Cartilage Repair for Osteochondritis Dissecans

Hyaline cartilage is the tough, gel-like padding at the ends of the bones in your joints. When a sprain, fracture or other injury damages this cartilage, it can be very painful. If treatments like medications or a brace don't help, surgery may be the best option.

Can Cartilage Damage Be Repaired?

Hyaline cartilage can't repair itself. But our experienced surgeons can fix damaged cartilage using several techniques:

Microfracture

During this procedure:

  1. Surgeons remove the damaged hyaline cartilage.
  2. They create holes in the bone beneath where they removed the cartilage.
  3. As you heal, the body fills the holes with cartilage scar tissue called fibrocartilage. 

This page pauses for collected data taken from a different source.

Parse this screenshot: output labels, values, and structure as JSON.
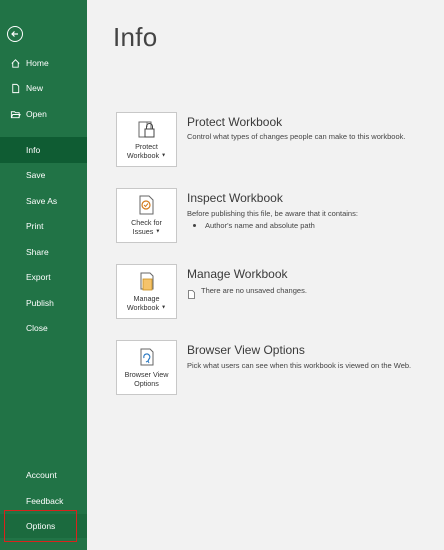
{
  "sidebar": {
    "top_items": [
      {
        "label": "Home",
        "icon": "home-icon"
      },
      {
        "label": "New",
        "icon": "new-file-icon"
      },
      {
        "label": "Open",
        "icon": "folder-open-icon"
      }
    ],
    "items": [
      {
        "label": "Info",
        "selected": true
      },
      {
        "label": "Save"
      },
      {
        "label": "Save As"
      },
      {
        "label": "Print"
      },
      {
        "label": "Share"
      },
      {
        "label": "Export"
      },
      {
        "label": "Publish"
      },
      {
        "label": "Close"
      }
    ],
    "bottom_items": [
      {
        "label": "Account"
      },
      {
        "label": "Feedback"
      },
      {
        "label": "Options",
        "highlighted": true
      }
    ],
    "colors": {
      "background": "#217346",
      "selected": "#0f5c33",
      "highlight_outline": "#d9221c"
    }
  },
  "main": {
    "title": "Info",
    "sections": [
      {
        "tile_label_1": "Protect",
        "tile_label_2": "Workbook",
        "tile_icon": "lock-icon",
        "title": "Protect Workbook",
        "description": "Control what types of changes people can make to this workbook."
      },
      {
        "tile_label_1": "Check for",
        "tile_label_2": "Issues",
        "tile_icon": "inspect-document-icon",
        "title": "Inspect Workbook",
        "description": "Before publishing this file, be aware that it contains:",
        "bullets": [
          "Author's name and absolute path"
        ]
      },
      {
        "tile_label_1": "Manage",
        "tile_label_2": "Workbook",
        "tile_icon": "manage-workbook-icon",
        "title": "Manage Workbook",
        "description": "There are no unsaved changes.",
        "desc_icon": "document-small-icon"
      },
      {
        "tile_label_1": "Browser View",
        "tile_label_2": "Options",
        "tile_icon": "browser-view-icon",
        "title": "Browser View Options",
        "description": "Pick what users can see when this workbook is viewed on the Web."
      }
    ]
  }
}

Cartilage grafting and cartilage restoration

Newer methods of repairing damaged cartilage use biocartilage, which is a tissue scaffold. In these advanced procedures:

  1. Surgeons replace the damaged cartilage with biocartilage (cartilage graft) bathed in stem cells.
  2. This process helps your body heal and create new hyaline cartilage.

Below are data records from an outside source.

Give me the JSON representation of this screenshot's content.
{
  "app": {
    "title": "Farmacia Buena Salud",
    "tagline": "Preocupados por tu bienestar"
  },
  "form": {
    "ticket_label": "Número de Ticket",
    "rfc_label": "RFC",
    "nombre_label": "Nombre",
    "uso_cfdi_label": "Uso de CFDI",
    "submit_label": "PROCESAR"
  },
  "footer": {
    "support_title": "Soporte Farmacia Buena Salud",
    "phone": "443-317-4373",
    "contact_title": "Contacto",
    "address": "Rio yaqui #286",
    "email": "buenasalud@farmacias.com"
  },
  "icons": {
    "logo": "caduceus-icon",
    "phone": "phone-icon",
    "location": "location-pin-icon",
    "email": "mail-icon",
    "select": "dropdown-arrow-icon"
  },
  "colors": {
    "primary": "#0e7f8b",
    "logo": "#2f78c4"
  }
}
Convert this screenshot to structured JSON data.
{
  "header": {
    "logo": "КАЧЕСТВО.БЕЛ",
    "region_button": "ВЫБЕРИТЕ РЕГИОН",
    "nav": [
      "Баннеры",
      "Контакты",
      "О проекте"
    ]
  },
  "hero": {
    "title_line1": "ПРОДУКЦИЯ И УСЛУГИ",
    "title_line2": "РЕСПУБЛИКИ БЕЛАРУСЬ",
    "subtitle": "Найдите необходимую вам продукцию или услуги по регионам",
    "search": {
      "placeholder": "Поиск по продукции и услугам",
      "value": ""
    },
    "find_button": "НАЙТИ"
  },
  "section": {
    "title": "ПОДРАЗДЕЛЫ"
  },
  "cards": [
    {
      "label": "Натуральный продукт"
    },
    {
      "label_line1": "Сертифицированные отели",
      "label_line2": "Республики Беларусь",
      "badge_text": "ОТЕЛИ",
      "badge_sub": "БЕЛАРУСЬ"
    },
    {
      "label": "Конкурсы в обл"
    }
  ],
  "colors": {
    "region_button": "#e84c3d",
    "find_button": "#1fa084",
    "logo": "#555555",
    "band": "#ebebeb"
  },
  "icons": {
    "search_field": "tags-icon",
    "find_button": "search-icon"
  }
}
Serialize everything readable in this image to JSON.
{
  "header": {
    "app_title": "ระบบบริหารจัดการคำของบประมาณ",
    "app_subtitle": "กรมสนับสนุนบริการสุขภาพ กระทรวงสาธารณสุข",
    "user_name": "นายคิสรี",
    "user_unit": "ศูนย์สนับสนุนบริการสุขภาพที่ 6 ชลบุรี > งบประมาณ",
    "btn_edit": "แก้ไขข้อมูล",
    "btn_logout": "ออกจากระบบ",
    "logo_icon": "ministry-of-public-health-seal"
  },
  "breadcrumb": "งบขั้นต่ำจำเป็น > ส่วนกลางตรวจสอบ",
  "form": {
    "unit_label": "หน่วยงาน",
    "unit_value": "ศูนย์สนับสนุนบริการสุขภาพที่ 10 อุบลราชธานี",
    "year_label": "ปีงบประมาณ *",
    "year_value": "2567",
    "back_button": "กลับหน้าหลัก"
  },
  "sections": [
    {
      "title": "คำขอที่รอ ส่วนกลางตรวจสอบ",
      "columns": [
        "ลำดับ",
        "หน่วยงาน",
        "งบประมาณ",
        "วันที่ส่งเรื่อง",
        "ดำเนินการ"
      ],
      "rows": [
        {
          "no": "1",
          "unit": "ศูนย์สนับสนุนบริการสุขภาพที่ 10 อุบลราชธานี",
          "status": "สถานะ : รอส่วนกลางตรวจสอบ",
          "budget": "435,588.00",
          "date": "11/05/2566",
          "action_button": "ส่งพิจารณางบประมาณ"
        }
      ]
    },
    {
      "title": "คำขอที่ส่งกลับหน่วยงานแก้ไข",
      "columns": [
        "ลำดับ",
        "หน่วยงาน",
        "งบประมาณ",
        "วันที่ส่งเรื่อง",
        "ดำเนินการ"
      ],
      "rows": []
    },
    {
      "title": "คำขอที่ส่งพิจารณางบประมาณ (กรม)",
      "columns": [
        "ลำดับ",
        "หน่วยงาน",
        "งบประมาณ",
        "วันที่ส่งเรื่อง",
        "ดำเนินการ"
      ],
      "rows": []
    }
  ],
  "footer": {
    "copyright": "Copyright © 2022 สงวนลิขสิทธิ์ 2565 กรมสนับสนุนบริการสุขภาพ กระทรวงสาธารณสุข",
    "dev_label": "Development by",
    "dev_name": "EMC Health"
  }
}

Conditions We Treat Using Cartilage Regeneration

Most often, our experts use cartilage regeneration to repair osteochondral lesions of the talus, also known as osteochondritis dissecans.

The talus is the bone at the bottom of your ankle joint. Osteochondral lesions happen when you injure the talus and its cartilage.

Normally, the pain from a sprain or other injury goes away with treatment. But if you have an osteochondral lesion, everyday activities continue to hurt and cause swelling. You may also feel a dull ache, locking or clicking in the joint.

Cartilage regeneration may also help tendon and ligament injuries.

Is Cartilage Repair Right for Me?

A foot and ankle specialist can diagnose osteochondritis dissecans and recommend the best treatments. If nonsurgical treatments fail to relieve your symptoms, cartilage repair surgery may be right for you.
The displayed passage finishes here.